Morens pourrait bien être le premier fonctionnaire fédéral à être inculpé pour avoir tenté de contourner des demandes d'accès à l'information. En effet, en plus de 50 ans, aucun fonctionnaire fédéral chargé de l'application de la loi sur l'accès à l'information n'a jamais été emprisonné pour avoir enfreint cette loi en refusant de divulguer des informations. J'ai reçu tellement de réponses absurdes de la part des agents chargés de l'accès à l'information au fil des décennies que je ne les compte plus. Lorsque j'ai déposé une demande d'accès à l'information auprès du Bureau du représentant américain au commerce pour savoir quelles informations ils détenaient sur moi, ils m'ont répondu en 2010 : « Nous n'avons aucune information concernant Kevin Bovard. » Mais je ne parlais pas de mon cousin.
En 2015, j'ai entendu des rumeurs selon lesquelles le ministère de la Justice aurait fait pression sur USA Today On m'a ordonné de cesser de publier mes articles critiquant le procureur général Eric Holder. J'ai déposé une demande d'accès à l'information (FOIA) pour obtenir les courriels officiels du ministère de la Justice adressés à mes rédacteurs, mais le service FOIA du ministère a prétendu ne rien posséder. Je n'ai obtenu ces courriels compromettants qu'après avoir déposé une nouvelle demande FOIA et avoir deviné par chance la date, l'heure et la minute exactes de leur envoi.
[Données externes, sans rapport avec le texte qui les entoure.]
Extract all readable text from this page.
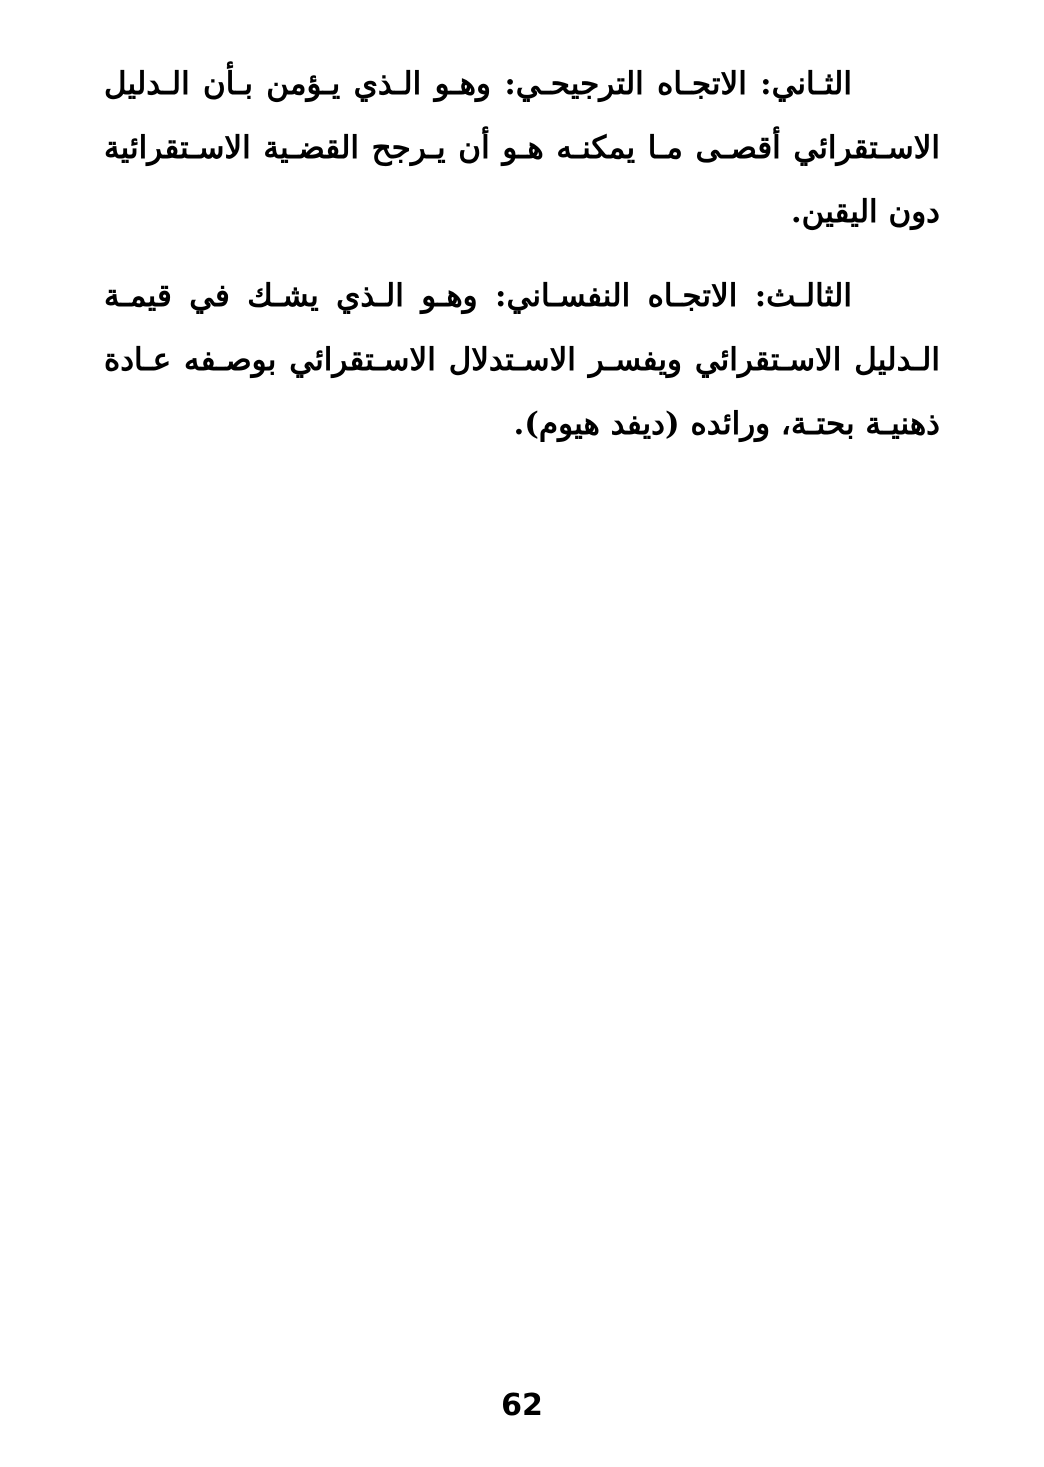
الثـاني: الاتجـاه الترجيحـي: وهـو الـذي يـؤمن بـأن الـدليل الاسـتقرائي أقصـى مـا يمكنـه هـو أن يـرجح القضـية الاسـتقرائية دون اليقين.

الثالـث: الاتجـاه النفسـاني: وهـو الـذي يشـك في قيمـة الـدليل الاسـتقرائي ويفسـر الاسـتدلال الاسـتقرائي بوصـفه عـادة ذهنيـة بحتـة، ورائده (ديفد هيوم).

62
À Washington, tromper le peuple américain a trop longtemps été considéré comme un crime sans victime. L'inculpation pour dissimulation de la Covid-19 créera-t-elle un précédent qui renforcera la démocratie américaine ? Des centaines de personnes nommées à des postes politiques et des dizaines de milliers d'employés fédéraux ne devraient plus être à l'abri des lois sur la liberté d'information.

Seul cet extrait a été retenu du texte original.